De hop komt voornamelijk uit Tsjechië of Duitsland.
Gist:
Vervolgens wordt de vloeistof afgekoeld en in fermentatietanken gedaan. De speciale A-gist groeit in een gist kolonie in de brouwerij in Zoeterwoude. Door celdeling groeit de kolonie, gist is een organisme dat zichzelf reproduceert. Het gist split zichzelf in tweeën, dit ook weer in twee, en zo verder. Dus een kloon van een kloon van een kloon. Een klein deel van de gist wordt verspreid over alle Heineken brouwerijen ter wereld. Het overige deel wordt bewaard om nieuw gist te laten groeien. Deze kolonie van gist heeft Heineken al zo’n honderd jaar en deze geven de karakteristieke Heineken smaak. Elke dag wordt de gist onderworpen aan strenge kwaliteitscontrole zodat overal ter wereld de kwaliteit van een glas Heineken bier hetzelfde is.
Fermentatieproces:
Zeven dagen lang wordt er gist toegevoegd in de fermentatietanken. De gistcellen vermenigvuldigen zichzelf en eten de suikers in het wort. Zo worden de suikers omgezet in alcohol, koolstofdioxide en smaakstoffen. Als alle suikers verbruikt zijn zinkt de gist naar de bodem van de tanks. Na fermentatie wordt de gist hergebruikt voor de volgende fermentatiefase. De smaak van pilsener ontstaat doordat het in ondergistingstanks gaat. Daar start de tweede fase van de fermentatie. Zo neemt het alcoholpercentage toe en ontstaat er koolstofdioxide voor de schuimkraag.

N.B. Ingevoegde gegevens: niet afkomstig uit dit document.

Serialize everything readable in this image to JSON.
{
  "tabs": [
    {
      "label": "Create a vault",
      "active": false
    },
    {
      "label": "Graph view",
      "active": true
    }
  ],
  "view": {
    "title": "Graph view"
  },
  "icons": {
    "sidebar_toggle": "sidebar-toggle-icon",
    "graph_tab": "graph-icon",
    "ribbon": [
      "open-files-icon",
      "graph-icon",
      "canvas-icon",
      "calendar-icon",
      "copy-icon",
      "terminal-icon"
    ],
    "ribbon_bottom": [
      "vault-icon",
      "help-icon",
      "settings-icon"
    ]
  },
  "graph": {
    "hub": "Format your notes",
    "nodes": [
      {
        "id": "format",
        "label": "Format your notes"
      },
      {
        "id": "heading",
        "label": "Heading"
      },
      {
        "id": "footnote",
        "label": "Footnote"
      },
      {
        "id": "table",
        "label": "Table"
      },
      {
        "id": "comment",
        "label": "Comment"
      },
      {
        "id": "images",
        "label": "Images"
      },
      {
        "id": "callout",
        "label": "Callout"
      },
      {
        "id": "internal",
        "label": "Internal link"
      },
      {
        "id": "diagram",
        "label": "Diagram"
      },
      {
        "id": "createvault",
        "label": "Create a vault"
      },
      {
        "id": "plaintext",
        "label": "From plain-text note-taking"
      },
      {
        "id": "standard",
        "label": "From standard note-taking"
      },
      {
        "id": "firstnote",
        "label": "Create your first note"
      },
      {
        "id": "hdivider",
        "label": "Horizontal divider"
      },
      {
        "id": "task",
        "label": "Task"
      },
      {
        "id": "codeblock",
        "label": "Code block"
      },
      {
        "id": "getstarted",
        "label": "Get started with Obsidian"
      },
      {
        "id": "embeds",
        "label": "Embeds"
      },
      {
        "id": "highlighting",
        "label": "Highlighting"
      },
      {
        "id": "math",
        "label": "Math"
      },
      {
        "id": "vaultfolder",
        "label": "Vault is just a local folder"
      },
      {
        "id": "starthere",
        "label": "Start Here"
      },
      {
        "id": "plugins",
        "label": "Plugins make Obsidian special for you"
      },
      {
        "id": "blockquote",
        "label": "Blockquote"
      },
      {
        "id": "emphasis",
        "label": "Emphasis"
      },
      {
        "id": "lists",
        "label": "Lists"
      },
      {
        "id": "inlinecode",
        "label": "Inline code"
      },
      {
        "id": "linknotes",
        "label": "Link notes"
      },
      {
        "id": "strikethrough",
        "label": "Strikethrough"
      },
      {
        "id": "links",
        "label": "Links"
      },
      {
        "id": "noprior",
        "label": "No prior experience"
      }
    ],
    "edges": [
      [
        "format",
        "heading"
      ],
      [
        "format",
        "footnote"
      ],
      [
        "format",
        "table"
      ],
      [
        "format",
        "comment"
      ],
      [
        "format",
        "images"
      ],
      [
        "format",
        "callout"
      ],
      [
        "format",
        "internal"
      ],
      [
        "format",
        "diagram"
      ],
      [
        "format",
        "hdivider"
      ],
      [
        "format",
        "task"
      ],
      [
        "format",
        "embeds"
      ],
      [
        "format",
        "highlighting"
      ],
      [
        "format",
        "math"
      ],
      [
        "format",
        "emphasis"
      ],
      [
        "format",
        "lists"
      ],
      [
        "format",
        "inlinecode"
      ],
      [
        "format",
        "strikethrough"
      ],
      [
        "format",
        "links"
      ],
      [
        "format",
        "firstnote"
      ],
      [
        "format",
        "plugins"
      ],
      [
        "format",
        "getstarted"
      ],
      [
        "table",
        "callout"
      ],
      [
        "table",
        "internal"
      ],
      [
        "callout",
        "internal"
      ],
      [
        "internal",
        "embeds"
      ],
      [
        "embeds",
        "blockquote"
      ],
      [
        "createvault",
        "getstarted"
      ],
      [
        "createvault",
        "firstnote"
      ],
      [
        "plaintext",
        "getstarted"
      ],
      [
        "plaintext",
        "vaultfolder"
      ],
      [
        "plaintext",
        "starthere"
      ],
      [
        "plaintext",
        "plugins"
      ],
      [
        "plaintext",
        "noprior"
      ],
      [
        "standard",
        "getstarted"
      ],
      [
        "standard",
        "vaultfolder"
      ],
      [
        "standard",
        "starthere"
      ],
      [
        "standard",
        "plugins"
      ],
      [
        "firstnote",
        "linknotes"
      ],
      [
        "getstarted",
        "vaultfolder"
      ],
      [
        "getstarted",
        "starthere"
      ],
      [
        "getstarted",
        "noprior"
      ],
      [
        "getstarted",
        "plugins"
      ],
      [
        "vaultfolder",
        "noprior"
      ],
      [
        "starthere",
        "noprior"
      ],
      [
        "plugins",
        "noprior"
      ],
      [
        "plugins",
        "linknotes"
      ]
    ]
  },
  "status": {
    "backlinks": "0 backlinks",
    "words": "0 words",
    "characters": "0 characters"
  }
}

Na 4 tot 6 weken bevat het dubbel gegiste bier alcohol maar de vloeistof is nog te troebel. Het bier wordt nogmaals gefilterd door zeewierpoeder zodat er een heerlijk helder biertje ontstaat.
Controle:
Bij de laatste keuring wordt er gekeken naar de kleur, stabiliteit, en dichtheid van de schuimkraag. Er is controle op koolzuurgehalte, smaak en de geur van het bier. Er worden proefmonsters vanuit de hele wereld naar het proefpaneel in Nederland gezonden. Dit personeel ondergaat 9 maanden lang een training om verschillende geuren en smaken te herkennen. Op deze manier kan Heineken zijn constante smaak en kwaliteit garanderen.
Een weetje:
Wist je dat Heineken Zoeterwoude zijn eigen krachtcentrale heeft voor elektriciteit en stoom. Met de warmte van wat ontstaat bij het brouwen genereren ze stoom. Met de stoom verhitten ze de tanks met beslag en wort. Ook wordt er energie bespaard door de biogassen op te vangen die vrijkomen bij het brouwproces. Het afvalwater wordt afgebroken door micro-organismen en die produceren biogas waarmee elektriciteit wordt gegenereerd. Deze centrale exporteert zelfs naar het lokale net.